Reputation: 1103
I was running an application on AWS EMR-Spark. Here, is the spark-submit job;-
Arguments : spark-submit --deploy-mode cluster --class com.amazon.JavaSparkPi s3://spark-config-test/SWALiveOrderModelSpark-1.0.assembly.jar s3://spark-config-test/2017-08-08
AWS uses YARN for resource management. I was looking at the metrics (screenshot below), and have a doubt regarding the YARN 'container' metrics.
Here, the container allocated is shown as 2. However, I was using 4 nodes (3 slave + 1 master),all 8 cores CPU. So, how are only 2 container allocated?
Upvotes: 1
Views: 3039
Reputation: 13154
A couple of thing you need to do. First of all, you need to set the following configuration in capacity-scheduler.xml
"yarn.scheduler.capacity.resource-calculator":"org.apache.hadoop.yarn.util.resource.DominantResourceCalculator"

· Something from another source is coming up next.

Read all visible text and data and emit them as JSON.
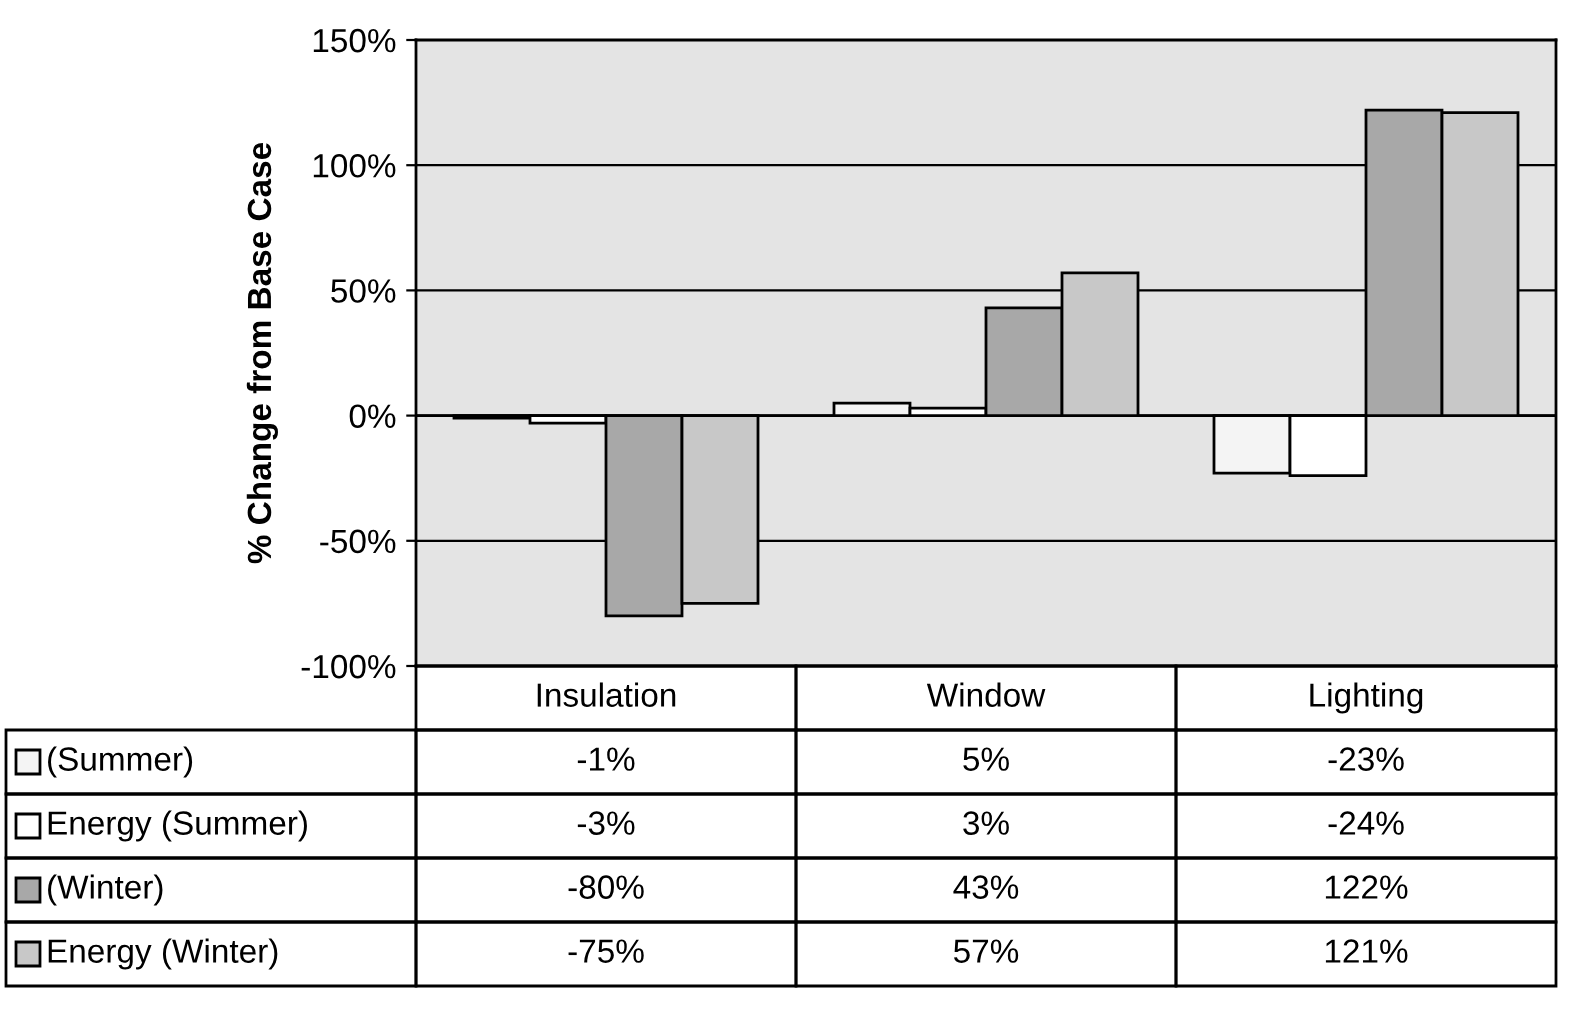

otherwise YARN will not use all the cores you specify. Secondly, you need to actually specify the number of executors you need, and also the number of cores you need and the amount of memory you want allocated on executors (and possibly on the driver as well, if you either have many shuffle partitions or if you collect data to the driver).
YARN is designed to manage clusters running many different jobs at the time, so it will not per default assign all ressources to a single job, unless you force it to by setting the above mentioned setting. Furthermore, the default setting for Spark are also not sufficient for most jobs and you need to set them explicitly. Please have a read through this blog post to get a better understanding of how to tune spark settings for optimal performance.
Upvotes: 2